American explorer and philanthropist

Cornelius Vanderbilt Crane (June 29, 1905 - July 9, 1962) was an American explorer and philanthropist.

==Early life==
Crane was the son of Florence ( Higinbotham) and Richard Teller Crane Jr., and grandson of Richard T. Crane, founder of Crane Co. His maternal grandfather was Harlow Niles Higinbotham.

==Career==
He is best known for the Crane Pacific Expedition of 1928–1929, which he funded, and which took place aboard his yacht Illyria. The expedition was sponsored by the Chicago Museum of Natural History and staffed by a number of scientists and specialists. It left Boston Harbor on November 16, 1928, stopped at Port-au-Prince, Haiti, and then at the Panama Canal. It departed the canal on December 30, 1928, for stops at the Cocos Islands and Galapagos Islands, where it made extensive collections of local fish and birds. It then continued to the Marquesas group, the Tuamotu Archipelago, Tahiti, Bora Bora, Fiji, New Hebrides, Solomon Islands, New Guinea, Borneo, and onwards, in what was ultimately a circumnavigation of the globe.

==Personal life==
On the expedition, Crane met Cathalene Isabella Parker Browning (1904–1987), step-daughter of the marine superintendent of the Panama Canal. They married in 1929, at which time he adopted his wife's daughter, Cathalene Parker Browning (1923–2005), from her previous marriage.

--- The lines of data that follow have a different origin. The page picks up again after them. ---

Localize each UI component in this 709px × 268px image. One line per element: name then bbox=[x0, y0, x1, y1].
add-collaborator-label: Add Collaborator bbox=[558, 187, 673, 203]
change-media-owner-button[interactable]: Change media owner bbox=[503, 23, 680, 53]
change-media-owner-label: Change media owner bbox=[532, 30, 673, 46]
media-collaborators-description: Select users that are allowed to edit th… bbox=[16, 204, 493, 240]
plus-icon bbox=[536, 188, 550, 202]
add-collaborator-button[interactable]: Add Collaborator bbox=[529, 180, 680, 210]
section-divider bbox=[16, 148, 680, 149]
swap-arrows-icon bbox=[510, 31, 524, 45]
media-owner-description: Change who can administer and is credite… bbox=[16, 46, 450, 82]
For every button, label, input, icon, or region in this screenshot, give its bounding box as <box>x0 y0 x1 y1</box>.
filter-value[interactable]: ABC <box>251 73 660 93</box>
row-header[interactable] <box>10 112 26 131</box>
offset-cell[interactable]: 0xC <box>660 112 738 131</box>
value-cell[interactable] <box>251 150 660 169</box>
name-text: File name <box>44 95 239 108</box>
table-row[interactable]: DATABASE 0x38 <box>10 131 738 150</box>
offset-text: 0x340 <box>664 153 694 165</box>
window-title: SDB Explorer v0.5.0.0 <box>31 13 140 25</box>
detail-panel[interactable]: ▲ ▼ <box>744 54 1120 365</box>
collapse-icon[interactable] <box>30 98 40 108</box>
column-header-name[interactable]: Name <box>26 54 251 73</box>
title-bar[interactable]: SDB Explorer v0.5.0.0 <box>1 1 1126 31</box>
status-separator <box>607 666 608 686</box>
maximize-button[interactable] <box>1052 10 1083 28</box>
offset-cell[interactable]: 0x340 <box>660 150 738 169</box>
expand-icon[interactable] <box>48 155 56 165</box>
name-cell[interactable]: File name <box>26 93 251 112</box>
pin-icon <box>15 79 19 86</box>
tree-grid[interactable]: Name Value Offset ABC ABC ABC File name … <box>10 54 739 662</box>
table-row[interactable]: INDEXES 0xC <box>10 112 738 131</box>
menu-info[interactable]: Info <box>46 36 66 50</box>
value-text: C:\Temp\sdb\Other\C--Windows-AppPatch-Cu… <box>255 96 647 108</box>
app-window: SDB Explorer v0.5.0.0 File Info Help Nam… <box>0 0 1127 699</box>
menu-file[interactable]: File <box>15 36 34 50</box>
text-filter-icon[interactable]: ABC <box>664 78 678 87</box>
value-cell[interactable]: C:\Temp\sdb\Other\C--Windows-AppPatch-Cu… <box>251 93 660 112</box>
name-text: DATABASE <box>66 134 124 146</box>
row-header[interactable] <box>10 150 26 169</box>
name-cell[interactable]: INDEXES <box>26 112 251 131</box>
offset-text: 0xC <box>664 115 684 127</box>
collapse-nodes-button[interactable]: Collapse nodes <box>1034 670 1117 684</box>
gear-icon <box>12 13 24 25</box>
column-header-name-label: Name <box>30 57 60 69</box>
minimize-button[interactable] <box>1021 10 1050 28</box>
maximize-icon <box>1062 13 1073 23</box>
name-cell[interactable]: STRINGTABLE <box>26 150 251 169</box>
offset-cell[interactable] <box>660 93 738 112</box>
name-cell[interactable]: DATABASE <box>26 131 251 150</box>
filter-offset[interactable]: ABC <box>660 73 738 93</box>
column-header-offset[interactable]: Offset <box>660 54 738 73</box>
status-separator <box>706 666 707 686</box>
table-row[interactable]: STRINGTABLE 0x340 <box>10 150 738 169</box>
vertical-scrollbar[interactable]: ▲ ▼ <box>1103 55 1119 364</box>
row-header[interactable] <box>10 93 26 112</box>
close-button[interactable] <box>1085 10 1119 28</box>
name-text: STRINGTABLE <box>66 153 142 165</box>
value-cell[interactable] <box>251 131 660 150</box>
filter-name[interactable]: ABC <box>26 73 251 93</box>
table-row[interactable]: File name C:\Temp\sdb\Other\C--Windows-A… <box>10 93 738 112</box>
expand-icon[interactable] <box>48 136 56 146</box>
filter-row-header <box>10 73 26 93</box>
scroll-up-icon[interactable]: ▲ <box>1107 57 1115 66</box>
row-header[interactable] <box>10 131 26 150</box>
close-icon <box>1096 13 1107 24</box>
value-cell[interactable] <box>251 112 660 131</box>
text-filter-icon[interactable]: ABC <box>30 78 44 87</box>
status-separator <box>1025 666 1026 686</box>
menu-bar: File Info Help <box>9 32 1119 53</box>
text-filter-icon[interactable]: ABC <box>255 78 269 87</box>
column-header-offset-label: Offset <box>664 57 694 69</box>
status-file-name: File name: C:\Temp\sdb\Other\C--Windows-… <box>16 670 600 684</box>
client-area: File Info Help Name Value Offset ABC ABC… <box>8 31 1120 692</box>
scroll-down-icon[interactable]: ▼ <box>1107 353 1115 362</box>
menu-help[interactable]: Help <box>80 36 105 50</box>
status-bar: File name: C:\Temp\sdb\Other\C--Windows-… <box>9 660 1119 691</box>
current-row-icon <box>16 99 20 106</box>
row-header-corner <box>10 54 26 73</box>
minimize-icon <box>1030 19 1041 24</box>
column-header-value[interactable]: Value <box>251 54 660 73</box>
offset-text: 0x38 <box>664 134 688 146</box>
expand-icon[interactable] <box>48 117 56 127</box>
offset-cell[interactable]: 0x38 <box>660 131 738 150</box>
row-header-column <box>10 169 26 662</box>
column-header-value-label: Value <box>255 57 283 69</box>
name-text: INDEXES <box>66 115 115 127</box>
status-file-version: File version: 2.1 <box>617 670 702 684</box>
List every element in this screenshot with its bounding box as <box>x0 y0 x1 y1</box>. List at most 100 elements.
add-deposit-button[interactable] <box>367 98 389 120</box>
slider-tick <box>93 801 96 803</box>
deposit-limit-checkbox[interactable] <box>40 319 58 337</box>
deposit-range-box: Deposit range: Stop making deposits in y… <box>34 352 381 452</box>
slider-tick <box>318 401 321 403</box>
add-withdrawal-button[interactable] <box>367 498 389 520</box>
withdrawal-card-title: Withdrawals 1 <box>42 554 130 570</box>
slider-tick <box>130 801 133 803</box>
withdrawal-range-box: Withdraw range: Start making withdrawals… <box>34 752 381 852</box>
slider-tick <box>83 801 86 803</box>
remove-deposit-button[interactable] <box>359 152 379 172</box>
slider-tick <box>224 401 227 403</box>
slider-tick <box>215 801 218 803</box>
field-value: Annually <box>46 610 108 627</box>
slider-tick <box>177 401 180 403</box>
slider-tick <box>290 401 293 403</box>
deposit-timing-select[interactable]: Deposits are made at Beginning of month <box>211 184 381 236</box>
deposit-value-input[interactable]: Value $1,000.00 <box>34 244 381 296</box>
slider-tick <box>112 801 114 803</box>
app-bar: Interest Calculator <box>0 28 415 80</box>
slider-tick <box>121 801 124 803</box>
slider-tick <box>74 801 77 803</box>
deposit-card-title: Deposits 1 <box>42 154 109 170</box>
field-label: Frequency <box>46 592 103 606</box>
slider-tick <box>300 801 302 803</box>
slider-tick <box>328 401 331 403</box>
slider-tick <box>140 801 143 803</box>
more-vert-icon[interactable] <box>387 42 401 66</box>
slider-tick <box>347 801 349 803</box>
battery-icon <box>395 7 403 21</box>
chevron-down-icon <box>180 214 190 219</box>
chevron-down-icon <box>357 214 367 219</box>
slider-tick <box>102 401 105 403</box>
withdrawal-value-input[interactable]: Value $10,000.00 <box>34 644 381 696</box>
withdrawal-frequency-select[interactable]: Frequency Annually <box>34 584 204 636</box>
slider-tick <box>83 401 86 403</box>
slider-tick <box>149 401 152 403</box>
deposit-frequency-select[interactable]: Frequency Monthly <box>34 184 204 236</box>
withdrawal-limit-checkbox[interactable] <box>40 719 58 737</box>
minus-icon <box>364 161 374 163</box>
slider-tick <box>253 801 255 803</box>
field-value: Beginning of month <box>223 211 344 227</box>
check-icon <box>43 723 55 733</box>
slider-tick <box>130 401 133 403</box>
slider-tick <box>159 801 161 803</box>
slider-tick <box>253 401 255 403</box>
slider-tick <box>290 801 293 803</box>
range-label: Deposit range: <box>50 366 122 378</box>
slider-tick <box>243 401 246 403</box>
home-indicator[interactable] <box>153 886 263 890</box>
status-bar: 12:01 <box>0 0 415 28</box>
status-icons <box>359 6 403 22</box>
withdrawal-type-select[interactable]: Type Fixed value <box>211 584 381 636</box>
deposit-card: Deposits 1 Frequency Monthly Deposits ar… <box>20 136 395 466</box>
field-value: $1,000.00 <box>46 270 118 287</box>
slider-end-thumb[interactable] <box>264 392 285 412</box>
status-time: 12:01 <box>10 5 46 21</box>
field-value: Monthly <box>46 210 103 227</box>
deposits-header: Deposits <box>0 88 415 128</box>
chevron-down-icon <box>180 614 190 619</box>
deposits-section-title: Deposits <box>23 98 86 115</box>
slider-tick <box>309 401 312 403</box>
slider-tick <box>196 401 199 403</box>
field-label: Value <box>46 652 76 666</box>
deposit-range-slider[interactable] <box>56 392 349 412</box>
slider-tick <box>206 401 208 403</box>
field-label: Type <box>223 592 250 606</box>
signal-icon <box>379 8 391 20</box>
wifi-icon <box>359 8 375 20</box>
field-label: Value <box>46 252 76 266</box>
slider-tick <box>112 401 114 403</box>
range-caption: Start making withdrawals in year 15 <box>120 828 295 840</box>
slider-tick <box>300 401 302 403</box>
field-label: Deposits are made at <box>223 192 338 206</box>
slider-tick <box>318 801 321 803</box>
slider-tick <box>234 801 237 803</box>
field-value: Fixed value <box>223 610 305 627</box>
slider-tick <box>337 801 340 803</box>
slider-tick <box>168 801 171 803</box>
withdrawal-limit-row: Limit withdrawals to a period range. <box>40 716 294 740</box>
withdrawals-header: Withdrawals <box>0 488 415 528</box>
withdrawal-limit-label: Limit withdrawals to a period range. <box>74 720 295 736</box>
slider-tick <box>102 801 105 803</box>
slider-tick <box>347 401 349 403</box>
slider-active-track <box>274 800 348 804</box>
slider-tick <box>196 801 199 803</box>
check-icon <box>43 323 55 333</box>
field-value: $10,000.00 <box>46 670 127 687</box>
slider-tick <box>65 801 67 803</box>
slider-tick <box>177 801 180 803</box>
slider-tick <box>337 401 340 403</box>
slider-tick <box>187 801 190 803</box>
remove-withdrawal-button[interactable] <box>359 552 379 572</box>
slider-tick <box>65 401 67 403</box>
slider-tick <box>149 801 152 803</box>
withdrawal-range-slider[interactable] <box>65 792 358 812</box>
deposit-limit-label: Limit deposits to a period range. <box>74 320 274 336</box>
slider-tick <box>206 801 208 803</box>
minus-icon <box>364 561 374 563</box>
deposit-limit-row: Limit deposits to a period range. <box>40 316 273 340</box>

After the couple divorced in 1940, he disinherited his daughter (she later gave birth to American actor and comedian Chevy Chase), and his ex-wife subsequently married the Austrian painter Rudolf Anton Bernatschke.

Crane remarried in 1955 to Minescule "Miné" Sawahara in a Shinto ceremony in Japan; she later established the Mrs. Cornelius Crane Scholarship at the Juilliard School.

Crane died in July 1962.

==Legacy==
Cornelius Crane is commemorated in the scientific name of a species of lizard, Sphenomorphus cranei.